Slice of Life Day 19 of 31: Journeys
I’ve always been fascinated by the ability of children’s literature to shape character and teach values. As a child, I was curious about those “bad troublemaker” characters and wondered what fate would befall them, and I evolved into a page turner with an insatiable desire to see how other people’s situations play out on the pages of books. Today’s efforts to ban books will, no doubt, prove a classic tale of be careful what you wish for – – you might just get it. And the unintended consequences that those pushing for bans never considered. When we take away books that allow children to learn through the stories of fictional characters, they will learn through the nonfiction stories and mistakes of their own.

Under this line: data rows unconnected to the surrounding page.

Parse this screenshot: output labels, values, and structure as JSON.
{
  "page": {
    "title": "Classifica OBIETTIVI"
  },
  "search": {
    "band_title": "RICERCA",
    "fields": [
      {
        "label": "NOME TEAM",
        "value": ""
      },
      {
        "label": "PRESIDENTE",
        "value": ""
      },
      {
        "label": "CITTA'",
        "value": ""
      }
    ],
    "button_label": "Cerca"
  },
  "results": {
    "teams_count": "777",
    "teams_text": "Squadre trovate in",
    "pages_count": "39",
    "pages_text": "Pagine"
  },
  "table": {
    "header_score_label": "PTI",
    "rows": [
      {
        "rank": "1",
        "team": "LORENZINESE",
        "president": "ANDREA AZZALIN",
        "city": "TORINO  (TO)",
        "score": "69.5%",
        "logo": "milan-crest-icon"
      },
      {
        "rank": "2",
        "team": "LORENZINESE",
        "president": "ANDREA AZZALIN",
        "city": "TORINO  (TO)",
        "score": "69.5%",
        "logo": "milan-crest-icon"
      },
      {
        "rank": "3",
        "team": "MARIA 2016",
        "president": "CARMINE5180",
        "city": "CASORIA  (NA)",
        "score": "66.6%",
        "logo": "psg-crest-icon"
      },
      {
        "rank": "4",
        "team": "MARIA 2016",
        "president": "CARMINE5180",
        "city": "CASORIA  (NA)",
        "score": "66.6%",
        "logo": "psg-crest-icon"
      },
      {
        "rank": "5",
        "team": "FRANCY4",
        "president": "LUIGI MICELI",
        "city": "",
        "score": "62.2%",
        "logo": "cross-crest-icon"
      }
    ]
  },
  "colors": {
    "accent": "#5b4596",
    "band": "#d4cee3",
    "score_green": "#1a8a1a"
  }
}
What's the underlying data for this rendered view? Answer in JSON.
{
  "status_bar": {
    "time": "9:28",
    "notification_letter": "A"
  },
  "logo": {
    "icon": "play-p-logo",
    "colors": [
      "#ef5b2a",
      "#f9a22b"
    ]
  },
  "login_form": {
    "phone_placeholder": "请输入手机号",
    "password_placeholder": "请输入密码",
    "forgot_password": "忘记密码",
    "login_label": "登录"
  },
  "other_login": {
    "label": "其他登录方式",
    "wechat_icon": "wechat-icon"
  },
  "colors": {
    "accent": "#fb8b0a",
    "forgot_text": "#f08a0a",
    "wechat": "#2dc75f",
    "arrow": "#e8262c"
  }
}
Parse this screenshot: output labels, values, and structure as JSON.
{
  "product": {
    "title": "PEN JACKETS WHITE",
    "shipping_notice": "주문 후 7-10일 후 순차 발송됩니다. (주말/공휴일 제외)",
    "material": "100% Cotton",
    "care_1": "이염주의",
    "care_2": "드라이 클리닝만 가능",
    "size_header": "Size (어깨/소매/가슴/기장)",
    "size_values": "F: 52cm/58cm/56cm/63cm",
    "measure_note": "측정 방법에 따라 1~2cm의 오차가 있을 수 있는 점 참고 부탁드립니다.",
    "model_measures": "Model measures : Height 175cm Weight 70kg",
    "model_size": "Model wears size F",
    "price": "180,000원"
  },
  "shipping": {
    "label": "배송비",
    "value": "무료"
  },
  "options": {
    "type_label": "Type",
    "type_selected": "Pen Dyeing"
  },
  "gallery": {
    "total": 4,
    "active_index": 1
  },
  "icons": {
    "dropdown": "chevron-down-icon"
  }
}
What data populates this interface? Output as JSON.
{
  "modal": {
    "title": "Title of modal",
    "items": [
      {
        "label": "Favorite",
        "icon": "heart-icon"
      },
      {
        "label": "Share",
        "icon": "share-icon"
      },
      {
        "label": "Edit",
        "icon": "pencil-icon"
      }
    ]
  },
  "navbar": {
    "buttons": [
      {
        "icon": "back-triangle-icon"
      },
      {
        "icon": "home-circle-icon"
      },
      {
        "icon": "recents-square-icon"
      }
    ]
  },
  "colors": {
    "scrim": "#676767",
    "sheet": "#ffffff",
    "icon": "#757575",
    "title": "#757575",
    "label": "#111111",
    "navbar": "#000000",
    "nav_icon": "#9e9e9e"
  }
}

But what bothers me almost as much is that the logic of this war on books doesn’t add up. I think of The Adventures of Pinocchio by Carlo Collodi as a prime example of secular literature that shares similarities with the Biblical story of Jonah. Both Pinocchio and Jonah found redemption in the belly of a whale. Both were having trouble listening and obeying (a prime reason that people want to ban any book these days – -because <dun dun dun> someone wasn’t being a “perfect Christian”). The radical banning clan is quick to want to erase secular books like Pinocchio for disobeying Gepetto, yet quick to validate the consequences of disobeying that Jonah suffered by not going straight over to Ninevah.
I mourn the loss of classic literature and its threatened extinction from childhoods of today. The common threads of literature throughout the world carry similar messages and common values in different settings and stories – there are Cinderella and Little Red Riding Hood stories in almost every culture of the world. Books teach lessons and build character, and they offer readers a glimpse into the troubles of the world that might be avoided by learning from characters who just might offer a child a voice of reason he hears more clearly than that of his parents.
Books reinforce values and teach lessons that we cannot possibly teach. We should expect that the nose of Pinocchio grows – – and as it does, we should suppose that the nose of Pinocchio shows.
Now the LORD had prepared a great fish to swallow up Jonah. And Jonah was in the belly of the fish three days and three nights.